“筆者は本書を「夢を語ろうと思う」という言葉で始めた。”——— p.235
著者が再三繰り返すように、これは夢についての本である。民主主義にまつわる思想や哲学を、丁寧かつ平易に解説しながら、かつてルソーによって夢見られた「一般意志」という概念などに、現代において何を夢見ることができるかが模索されている。多くの夢と同様、それらは儚く、読み進めるにしたがって、無数の疑問を抱かされる。その疑問を切っ掛けに、読者自身の、民主主義についての夢想と思索が始まる。本書はその入り口へのよき案内人となる 。
黙字
BOOK'S SELECTION
日米安保と自衛隊
遠藤誠治 責任編集
岩波書店
2015年
“安全保障のディレンマの克服から安定的な平和へ” ——— p.309
本書は日本の安全保障を多面的に分析し、安全保障環境が激変する中で、日本がとるべき安全保障構想を唱えている。

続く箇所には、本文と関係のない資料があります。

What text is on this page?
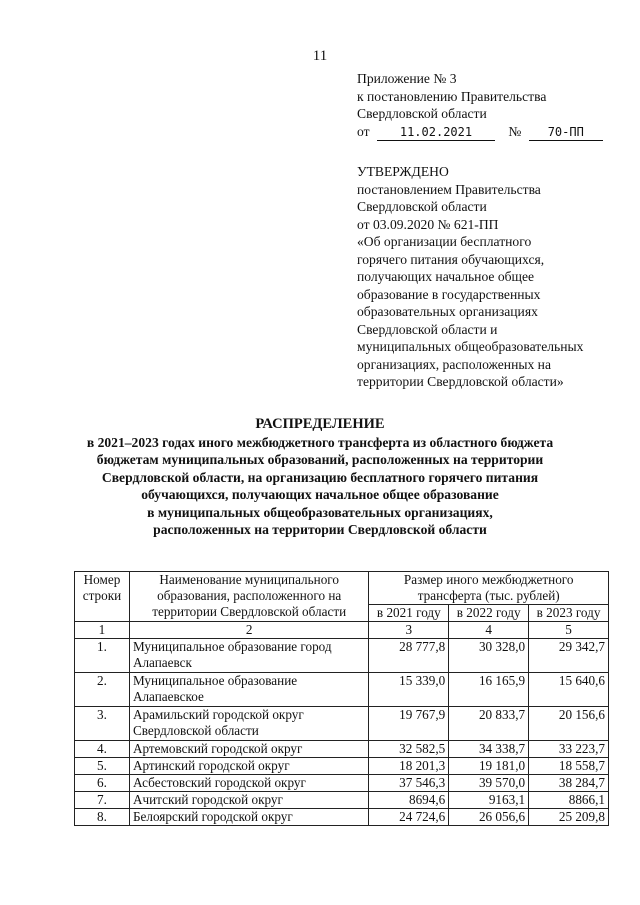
11
Приложение № 3
к постановлению Правительства
Свердловской области
от	11.02.2021	№ 70-ПП
УТВЕРЖДЕНО
постановлением Правительства
Свердловской области
от 03.09.2020 № 621-ПП
«Об организации бесплатного
горячего питания обучающихся,
получающих начальное общее
образование в государственных
образовательных организациях
Свердловской области и
муниципальных общеобразовательных
организациях, расположенных на
территории Свердловской области»
РАСПРЕДЕЛЕНИЕ
в 2021–2023 годах иного межбюджетного трансферта из областного бюджета
бюджетам муниципальных образований, расположенных на территории
Свердловской области, на организацию бесплатного горячего питания
обучающихся, получающих начальное общее образование
в муниципальных общеобразовательных организациях,
расположенных на территории Свердловской области
Номер строки	Наименование муниципального образования, расположенного на территории Свердловской области	Размер иного межбюджетного трансферта (тыс. рублей)		
		в 2021 году	в 2022 году	в 2023 году
1	2	3	4	5
1.	Муниципальное образование город Алапаевск	28 777,8	30 328,0	29 342,7
2.	Муниципальное образование Алапаевское	15 339,0	16 165,9	15 640,6
3.	Арамильский городской округ Свердловской области	19 767,9	20 833,7	20 156,6
4.	Артемовский городской округ	32 582,5	34 338,7	33 223,7
5.	Артинский городской округ	18 201,3	19 181,0	18 558,7
6.	Асбестовский городской округ	37 546,3	39 570,0	38 284,7
7.	Ачитский городской округ	8694,6	9163,1	8866,1
8.	Белоярский городской округ	24 724,6	26 056,6	25 209,8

日米同盟の変遷や、米国の世界戦略と「積極的平和主義」との相互関係等を詳らかにした上で、「積極的平和主義」が米国の世界戦略と齟齬を来しているだけでなく、東アジアを不安定化させている点を鋭く指摘している。そして、持続的で安定的な安全保障構想を打ち出している。日本の安全保障の将来を考える上で、示唆に富む一冊である。